Human & Women's Rights Activist & Board of Directors Chair, Greenpeace

Ayesha Imam is a human rights activist and the Board of Directors Chair of Greenpeace.

Previously, she was Chief of the Culture, Gender, and Human Rights department of the United Nations Population Fund and a founding member and pioneer national coordinating secretary of Women in Nigeria. She later became the coordinator of a BAOBAB for Women's Human Rights, a human rights advocacy group.

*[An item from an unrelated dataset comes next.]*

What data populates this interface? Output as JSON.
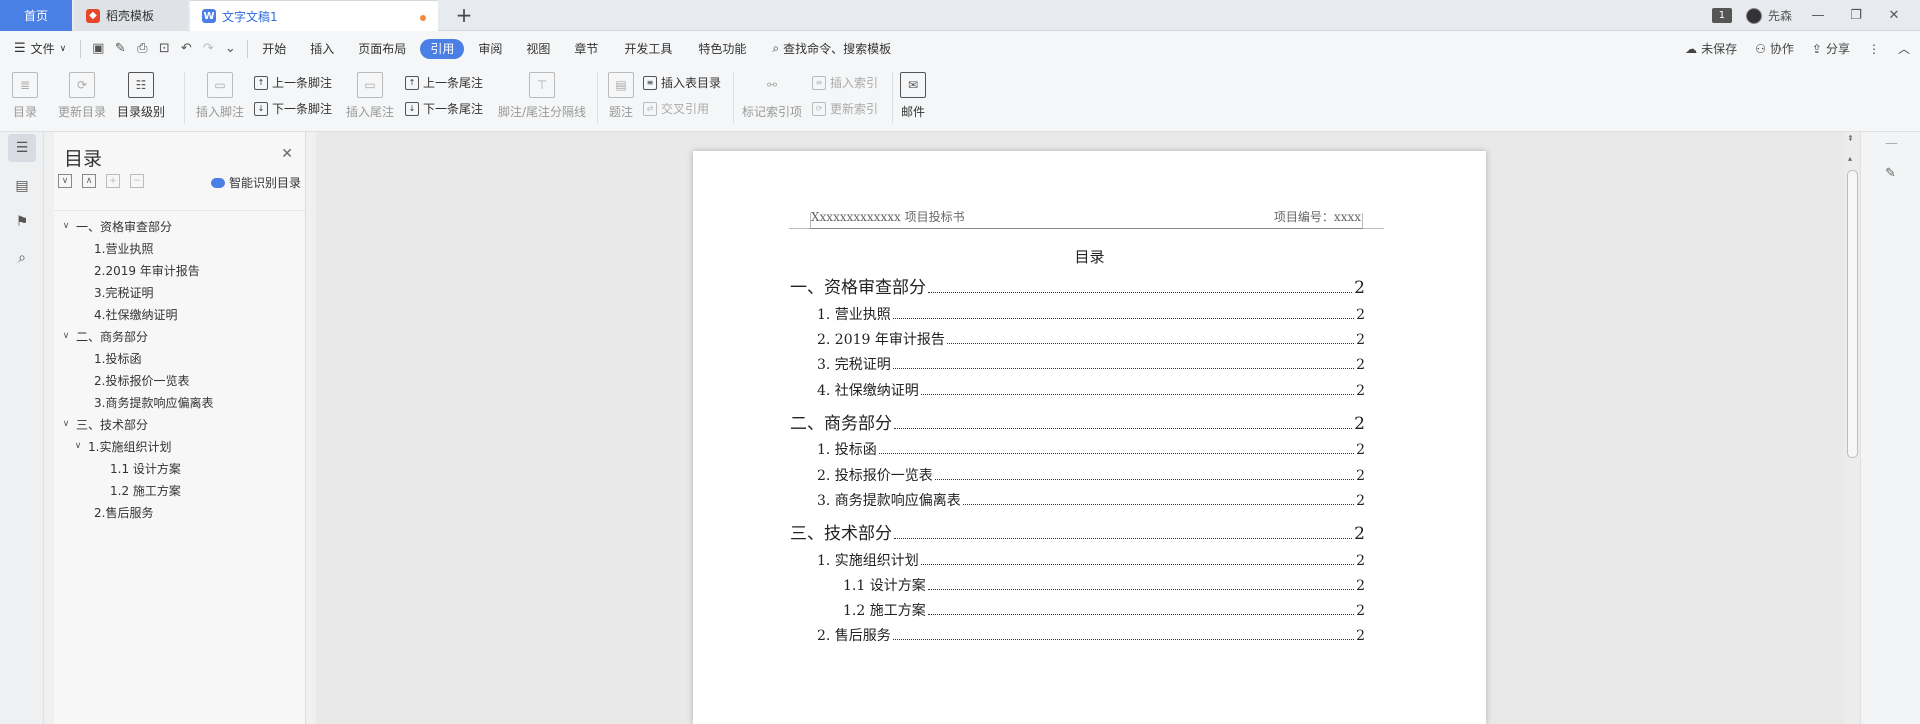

Prior to that, Imam was a faculty member of Ahmadu Bello University (ABU) starting in 1980. In 1983, she was the coordinating secretary, the highest official position of Women in Nigeria, a feminist organization based in Zaria. In 1996, she co-founded BAOBAB, a women's rights group that provides legal protection for women who are charged under codified Sharia penal codes, customary or secular laws that involve women but were established without the consideration of the interests of women. Such codes deal with flogging or stoning of women. As director of BAOBAB during the introduction of Sharia, the organization held seminars across the country to discuss how Muslim laws can be interpreted to support women's rights.

In 2002, she was awarded the John Humphrey Freedom Award. Imam is a member of African Feminist Forum.

Imam earned a sociology bachelor's degree from Polytechnic of North London in 1980 and a masters from Ahmadu Bello University (ABU) in 1983. She completed her doctorate at the University of Sussex.